# SP 2022 holster



## rfair (Feb 9, 2009)

Hey Sig fans,
If you are looking for any holster for your SP 2022, I guess any holster that will fit a Springfield XD will fit great! I do know the XD holster I bought for mine is a perfect fit! Just food for thought.......


----------



## literaltrance (Dec 24, 2008)

Since the topic is on the table it's probably worth mentioning the sp2340 is the "older" model of the sp2022. By all accounts i have seen, a sp2022 handgun should work with a sp2340 holster. Food for thought.


----------



## Growler67 (Sep 8, 2008)

rfair said:


> Hey Sig fans,
> If you are looking for any holster for your SP 2022, I guess any holster that will fit a Springfield XD will fit great! I do know the XD holster I bought for mine is a perfect fit!
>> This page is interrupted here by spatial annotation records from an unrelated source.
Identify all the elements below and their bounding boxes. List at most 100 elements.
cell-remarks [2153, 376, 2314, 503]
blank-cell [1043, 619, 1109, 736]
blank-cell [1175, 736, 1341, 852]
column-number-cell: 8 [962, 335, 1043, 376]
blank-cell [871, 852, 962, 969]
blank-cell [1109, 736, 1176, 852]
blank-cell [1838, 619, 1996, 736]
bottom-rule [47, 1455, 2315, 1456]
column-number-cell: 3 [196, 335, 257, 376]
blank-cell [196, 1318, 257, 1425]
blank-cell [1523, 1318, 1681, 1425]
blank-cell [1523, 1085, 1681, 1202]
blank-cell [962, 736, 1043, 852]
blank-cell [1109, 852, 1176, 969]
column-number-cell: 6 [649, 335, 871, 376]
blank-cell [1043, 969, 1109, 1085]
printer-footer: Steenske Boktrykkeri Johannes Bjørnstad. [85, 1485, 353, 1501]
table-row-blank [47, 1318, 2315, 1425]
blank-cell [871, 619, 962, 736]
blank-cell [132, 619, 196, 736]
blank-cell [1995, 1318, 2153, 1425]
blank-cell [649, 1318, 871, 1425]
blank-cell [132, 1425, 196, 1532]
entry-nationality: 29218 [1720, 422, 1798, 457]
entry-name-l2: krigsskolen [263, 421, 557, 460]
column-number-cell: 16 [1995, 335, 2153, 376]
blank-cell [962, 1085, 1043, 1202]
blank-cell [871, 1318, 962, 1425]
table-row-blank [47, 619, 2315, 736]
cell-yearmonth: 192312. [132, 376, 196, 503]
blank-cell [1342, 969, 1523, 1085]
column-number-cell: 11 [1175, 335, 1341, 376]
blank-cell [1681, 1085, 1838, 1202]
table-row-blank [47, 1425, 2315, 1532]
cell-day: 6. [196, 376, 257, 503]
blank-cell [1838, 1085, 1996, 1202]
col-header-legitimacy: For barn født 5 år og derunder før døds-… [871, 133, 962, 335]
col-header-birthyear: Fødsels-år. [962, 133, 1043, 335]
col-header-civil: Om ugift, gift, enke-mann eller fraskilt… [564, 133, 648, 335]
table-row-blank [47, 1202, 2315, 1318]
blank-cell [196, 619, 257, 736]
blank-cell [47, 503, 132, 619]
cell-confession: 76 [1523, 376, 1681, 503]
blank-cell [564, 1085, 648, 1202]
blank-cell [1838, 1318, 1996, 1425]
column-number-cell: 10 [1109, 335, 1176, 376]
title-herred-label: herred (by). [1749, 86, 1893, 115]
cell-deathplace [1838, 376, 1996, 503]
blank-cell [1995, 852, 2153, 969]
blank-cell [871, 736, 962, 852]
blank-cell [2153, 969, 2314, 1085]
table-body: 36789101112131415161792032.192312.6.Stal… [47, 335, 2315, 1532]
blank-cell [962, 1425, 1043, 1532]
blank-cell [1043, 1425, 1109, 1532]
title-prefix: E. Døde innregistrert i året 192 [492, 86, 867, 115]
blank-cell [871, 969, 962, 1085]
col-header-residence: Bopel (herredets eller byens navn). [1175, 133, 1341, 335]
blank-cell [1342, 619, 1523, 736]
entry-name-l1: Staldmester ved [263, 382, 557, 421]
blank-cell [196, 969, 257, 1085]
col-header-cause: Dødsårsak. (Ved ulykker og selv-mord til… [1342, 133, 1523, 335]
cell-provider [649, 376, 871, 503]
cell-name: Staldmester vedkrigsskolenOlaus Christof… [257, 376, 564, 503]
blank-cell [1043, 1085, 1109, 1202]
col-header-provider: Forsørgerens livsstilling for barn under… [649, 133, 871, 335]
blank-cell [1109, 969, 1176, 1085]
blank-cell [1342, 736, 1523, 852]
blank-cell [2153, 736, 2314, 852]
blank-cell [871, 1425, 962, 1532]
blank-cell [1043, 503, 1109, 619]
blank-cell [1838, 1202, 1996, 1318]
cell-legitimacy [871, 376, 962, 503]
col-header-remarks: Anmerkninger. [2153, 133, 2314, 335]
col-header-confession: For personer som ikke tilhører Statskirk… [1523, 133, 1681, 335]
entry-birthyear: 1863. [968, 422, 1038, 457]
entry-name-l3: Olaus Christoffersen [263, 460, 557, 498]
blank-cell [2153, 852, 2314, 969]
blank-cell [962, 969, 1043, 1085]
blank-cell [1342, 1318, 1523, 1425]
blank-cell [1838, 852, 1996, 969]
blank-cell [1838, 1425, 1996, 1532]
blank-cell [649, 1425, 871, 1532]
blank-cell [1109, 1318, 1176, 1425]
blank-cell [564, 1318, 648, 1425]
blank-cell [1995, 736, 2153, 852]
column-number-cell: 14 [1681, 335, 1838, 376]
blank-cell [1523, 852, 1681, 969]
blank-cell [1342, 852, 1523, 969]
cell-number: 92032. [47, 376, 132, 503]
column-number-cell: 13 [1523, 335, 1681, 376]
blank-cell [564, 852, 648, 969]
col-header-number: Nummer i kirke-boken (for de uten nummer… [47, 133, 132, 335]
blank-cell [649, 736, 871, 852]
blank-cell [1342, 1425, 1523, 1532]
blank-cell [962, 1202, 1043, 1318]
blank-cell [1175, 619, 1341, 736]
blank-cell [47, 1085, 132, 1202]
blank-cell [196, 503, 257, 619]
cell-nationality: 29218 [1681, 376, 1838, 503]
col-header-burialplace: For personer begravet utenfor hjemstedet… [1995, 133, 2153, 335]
Just food for thought.......


Would be more useful information if you mentioned which holster you HAVE for your XD. I'm just sayin'.


----------



## rfair (Feb 9, 2009)

I have a Serpa II for an XD which fits perfect on my SP 2022! I just assumed that they should pretty much be a crossover if a hard composite one fits so well.


----------



## Growler67 (Sep 8, 2008)

Okay. I tried my SP in my SERPA but it wouldn't fit. My SERPA is for a P228, though my P220 and P226 also fit just fine.


----------